While Rybakina maintained she “did not care” about being forced onto a small outer court for her Australian Open first-round match, there has been no escaping the threat she posed ever since.

In the round of 16, she eliminated world No. 1 Iga Swiatek, and she also defeated 2017 French Open winner Jelena Ostapenko and 2022 runner-up Danielle Collins.

One of the secrets of her success has been big serving, which set up what many anticipated to be an intriguing matchup against 33-year-old Azarenka, whose returning game has been a key to her success.

With three aces in the opening game of the match, Rybakina set the tone for the match. She then delivered another easy hold before 24th seed Azarenka broke for a 3-2 victory by absorbing her opponent’s power and switching defense into attack.

The tide quickly shifted back to Rybakina after an immediate response, but as she attempted to serve out the set at 5-3, her first-serve percentage sharply declined.

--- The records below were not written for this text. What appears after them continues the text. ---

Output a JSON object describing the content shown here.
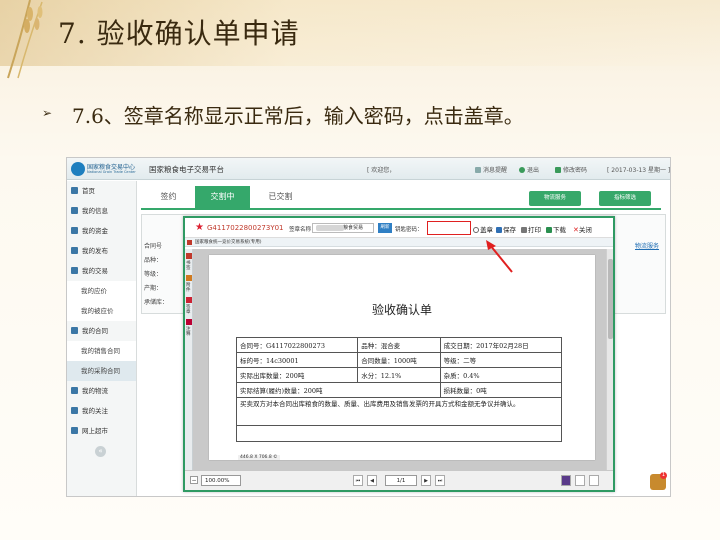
{
  "slide": {
    "title": "7. 验收确认单申请",
    "bullet": "7.6、签章名称显示正常后，输入密码，点击盖章。"
  },
  "app": {
    "logo_name": "国家粮食交易中心",
    "logo_sub": "National Grain Trade Center",
    "platform": "国家粮食电子交易平台",
    "welcome": "[ 欢迎您，",
    "messages": "消息提醒",
    "logout": "退出",
    "change_password": "修改密码",
    "date": "[ 2017-03-13 星期一 ]"
  },
  "sidebar": {
    "items": [
      {
        "label": "首页",
        "sub": false
      },
      {
        "label": "我的信息",
        "sub": false
      },
      {
        "label": "我的资金",
        "sub": false
      },
      {
        "label": "我的发布",
        "sub": false
      },
      {
        "label": "我的交易",
        "sub": false
      },
      {
        "label": "我的应价",
        "sub": true
      },
      {
        "label": "我的被应价",
        "sub": true
      },
      {
        "label": "我的合同",
        "sub": false
      },
      {
        "label": "我的销售合同",
        "sub": true
      },
      {
        "label": "我的采购合同",
        "sub": true
      },
      {
        "label": "我的物流",
        "sub": false
      },
      {
        "label": "我的关注",
        "sub": false
      },
      {
        "label": "网上超市",
        "sub": false
      }
    ],
    "collapse": "«"
  },
  "tabs": [
    {
      "label": "签约",
      "active": false
    },
    {
      "label": "交割中",
      "active": true
    },
    {
      "label": "已交割",
      "active": false
    }
  ],
  "green_buttons": [
    "物流服务",
    "指标筛选"
  ],
  "background": {
    "contract_label": "合同号",
    "variety_label": "品种：",
    "grade_label": "等级：",
    "origin_label": "产期：",
    "trader_label": "承储库：",
    "link": "物流服务"
  },
  "dialog": {
    "contract_id": "G4117022800273Y01",
    "sig_label": "签章名称：",
    "sig_value": "粮食贸易",
    "refresh": "刷新",
    "pwd_label": "钥匙密码：",
    "tools": {
      "stamp": "盖章",
      "save": "保存",
      "print": "打印",
      "download": "下载",
      "close": "关闭"
    },
    "pdf_header": "国家粮食统一竞价交易系统(专用)",
    "side_tabs": [
      "书签",
      "附件",
      "签章",
      "注释"
    ],
    "page_size": "446.8 X 706.8 ©",
    "zoom": "100.00%",
    "page_indicator": "1/1"
  },
  "document": {
    "title": "验收确认单",
    "rows": [
      [
        "合同号：G4117022800273",
        "品种：混合麦",
        "成交日期：2017年02月28日"
      ],
      [
        "标的号：14c30001",
        "合同数量：1000吨",
        "等级：二等"
      ],
      [
        "实际出库数量：200吨",
        "水分：12.1%",
        "杂质：0.4%"
      ],
      [
        "实际结算(履约)数量：200吨",
        "",
        "损耗数量：0吨"
      ]
    ],
    "note": "买卖双方对本合同出库粮食的数量、质量、出库费用及销售发票的开具方式和金额无争议并确认。"
  },
  "colors": {
    "accent_green": "#35a86b",
    "highlight_red": "#e02020",
    "brand_blue": "#1e7fbf"
  }
}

That allowed Rybakina to gather her composure to hold and gave her the confidence to take control of the tie-break, allowing Azarenka to rally to a score of 5-5 and earn three break points in the 11th game.

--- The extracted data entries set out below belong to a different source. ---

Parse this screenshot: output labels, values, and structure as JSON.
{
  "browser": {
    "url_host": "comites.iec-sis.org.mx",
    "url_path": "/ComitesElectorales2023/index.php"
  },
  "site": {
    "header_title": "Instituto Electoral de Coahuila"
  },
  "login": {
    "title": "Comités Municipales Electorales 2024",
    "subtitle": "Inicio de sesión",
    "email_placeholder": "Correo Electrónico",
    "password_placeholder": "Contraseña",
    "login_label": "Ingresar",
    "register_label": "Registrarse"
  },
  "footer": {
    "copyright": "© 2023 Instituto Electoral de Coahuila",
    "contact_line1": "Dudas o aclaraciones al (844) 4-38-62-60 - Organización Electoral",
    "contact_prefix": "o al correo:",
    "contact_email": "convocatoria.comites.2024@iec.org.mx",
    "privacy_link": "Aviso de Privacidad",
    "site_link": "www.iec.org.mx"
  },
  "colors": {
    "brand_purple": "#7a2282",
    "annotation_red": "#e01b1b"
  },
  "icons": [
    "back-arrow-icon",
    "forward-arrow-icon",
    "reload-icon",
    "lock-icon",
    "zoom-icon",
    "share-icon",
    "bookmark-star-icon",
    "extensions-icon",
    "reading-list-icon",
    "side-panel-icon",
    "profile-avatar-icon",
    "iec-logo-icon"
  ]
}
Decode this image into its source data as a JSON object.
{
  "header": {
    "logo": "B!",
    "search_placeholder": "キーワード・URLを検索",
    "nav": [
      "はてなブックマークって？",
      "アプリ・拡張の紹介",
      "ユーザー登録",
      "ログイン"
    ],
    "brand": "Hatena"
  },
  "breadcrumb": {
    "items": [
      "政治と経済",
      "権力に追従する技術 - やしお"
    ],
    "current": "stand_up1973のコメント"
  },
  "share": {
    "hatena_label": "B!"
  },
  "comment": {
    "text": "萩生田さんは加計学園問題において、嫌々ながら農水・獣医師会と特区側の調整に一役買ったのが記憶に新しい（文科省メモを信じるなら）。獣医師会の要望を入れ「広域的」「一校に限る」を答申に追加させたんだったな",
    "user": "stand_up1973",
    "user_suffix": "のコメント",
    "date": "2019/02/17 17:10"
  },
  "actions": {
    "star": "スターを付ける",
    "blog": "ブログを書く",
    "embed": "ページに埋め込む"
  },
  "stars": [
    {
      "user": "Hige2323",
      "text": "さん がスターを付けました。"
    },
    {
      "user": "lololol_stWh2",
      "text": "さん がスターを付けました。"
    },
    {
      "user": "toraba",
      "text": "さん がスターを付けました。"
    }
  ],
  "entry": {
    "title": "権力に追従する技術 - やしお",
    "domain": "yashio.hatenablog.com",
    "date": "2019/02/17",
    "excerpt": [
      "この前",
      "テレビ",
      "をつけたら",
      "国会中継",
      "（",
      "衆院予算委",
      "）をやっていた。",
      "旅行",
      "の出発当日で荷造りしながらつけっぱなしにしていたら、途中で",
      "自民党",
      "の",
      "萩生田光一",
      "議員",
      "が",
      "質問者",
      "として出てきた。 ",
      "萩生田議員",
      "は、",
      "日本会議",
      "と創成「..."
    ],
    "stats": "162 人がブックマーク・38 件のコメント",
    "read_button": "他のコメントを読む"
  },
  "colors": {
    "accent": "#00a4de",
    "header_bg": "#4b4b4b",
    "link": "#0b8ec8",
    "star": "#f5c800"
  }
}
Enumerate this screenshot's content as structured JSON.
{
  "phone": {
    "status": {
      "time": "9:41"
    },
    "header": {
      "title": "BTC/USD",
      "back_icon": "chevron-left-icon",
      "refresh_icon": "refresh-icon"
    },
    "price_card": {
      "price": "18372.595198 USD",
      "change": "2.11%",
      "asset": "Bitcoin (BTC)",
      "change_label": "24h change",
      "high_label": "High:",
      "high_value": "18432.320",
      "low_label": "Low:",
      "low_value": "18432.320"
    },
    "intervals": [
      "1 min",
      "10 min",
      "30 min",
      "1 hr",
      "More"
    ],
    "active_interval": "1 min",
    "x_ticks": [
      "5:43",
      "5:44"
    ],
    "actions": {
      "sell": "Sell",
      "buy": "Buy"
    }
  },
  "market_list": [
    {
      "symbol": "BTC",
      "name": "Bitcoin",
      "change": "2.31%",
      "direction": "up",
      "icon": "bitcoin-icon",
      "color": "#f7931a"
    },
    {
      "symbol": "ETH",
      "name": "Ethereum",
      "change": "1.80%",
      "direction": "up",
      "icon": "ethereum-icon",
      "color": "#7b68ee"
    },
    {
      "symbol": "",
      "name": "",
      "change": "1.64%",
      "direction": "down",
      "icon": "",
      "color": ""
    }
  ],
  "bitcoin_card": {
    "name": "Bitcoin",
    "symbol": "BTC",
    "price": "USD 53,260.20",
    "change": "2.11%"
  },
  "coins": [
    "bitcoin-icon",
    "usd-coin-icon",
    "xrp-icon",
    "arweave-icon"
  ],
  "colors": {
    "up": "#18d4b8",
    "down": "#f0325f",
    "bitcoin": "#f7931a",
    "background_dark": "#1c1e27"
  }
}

The costly blunders continued in the second set as Rybakina asserted herself with two breaks for a 5-2 advantage, which did little to aid Azarenka.

Rybakina won the match but was unable to serve out the match, thus she made a rather appropriate low-key victory celebration.

Belarus is represented in the Melbourne final thanks to Sabalenka
Aryna Sabalenka revels in her semi-final victory at the Australian Open.
After losing in the semifinals at Wimbledon and the US Open in 2021, as well as last year at Flushing Meadows, Sabalenka made it to her maiden major final.
Prior to Sabalenka ensuring that the eastern European country, whose flag she is unable to play under due to its backing for Russia’s invasion of Ukraine, would be represented, Rybakina’s victory put an end to the possibility of an all-Belarusian final in Melbourne.

No one supports war, according to Sabalenka, who added that she was “very sad” that politics had gotten in the way of sport after Russian and Belarusian athletes were barred from Wimbledon in 2017.

While Sabalenka claims that she has “zero” influence over the war, her success will raise more awareness of a contentious political subject in sports.

Her attention has been on making the major final that her talent has long promised, notwithstanding the lingering scandal.

Sabalenka’s match got off to a tense start when she dropped her serve in the opening game. Although she broke back for 2-2, she didn’t hit her best until the decisive first-set tie-break, when her powerful striking showed.